MIND || jdb #51

FIFTY – ONE

     POV JUSTIN

- Blake ty idioto – wychrypiałem do chłopaka, który się roześmiał podobnie jak szóstka innych chłopaków. Uderzyłem głową o ścianę i wyjąłem rękę za kraty aby wziąć kartę od Marcusa. Kiedy nie ma pogody na dworze, cała nasza paczka gra w karty i to wygląda mniej więcej tak, że siedzimy przy ścianach celi i wyciągamy za nie ręce aby wziąć ową kartę. - Mówiłem, że masz tej nie dawać – syknąłem pokazując mu króla, a ten pokazał mi środkowy palec. Podałem mu ósemkę, a on podał ją dalej, do Caluma.
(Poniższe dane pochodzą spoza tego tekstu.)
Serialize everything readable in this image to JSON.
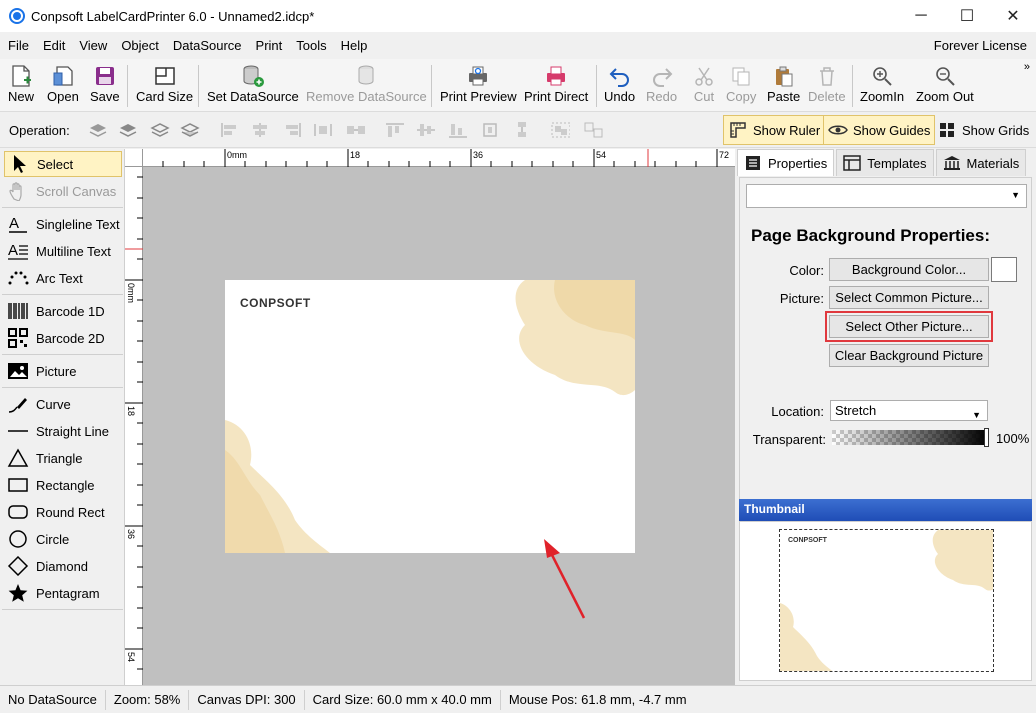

- WYGRAŁEM! – wrzasnął Calum, przez co ja jęknąłem. - Bieber stawiasz mi piwo jak stąd wyjdziesz! – dodał, śmiejąc się.

- Pierdol się – syknąłem do niego. Wstałem i otrzepałem swoje spodnie, a potem zdjąłem koszulkę. Nienawidziłem tak ponurej pogody gdy nie można było nic robić tylko tu siedzieć. Jestem pewny, że Olivii taka pogoda by się podobała.

- Co będziesz robił? - zapytał Blake, siadając na łóżku. Spojrzałem na niego i oblizałem wargi.

- Będę robił pompki – odpowiedziałem.

- Oh, okej – mruknął.

- Olivia dzwoniła?

- Taa, jest wciąż z Molly – wywróciłem oczami. - Wciąż kurwa nie rozumiem czemu będą siedziały tam jeszcze dłużej i szukały tego gówna.

- Chcą ci pomóc – oświadczył Blake, a ja westchnąłem, usiadłem obok niego i przeczesałem swoje włosy.

- Ale coś mi tu nie pasuje – rzekłem, mrużąc oczy. - Olivia na pewno by mnie okłamała, tego jestem pewien.

- Co? - parsknął Blake. - Wierzysz, że by to zrobiła?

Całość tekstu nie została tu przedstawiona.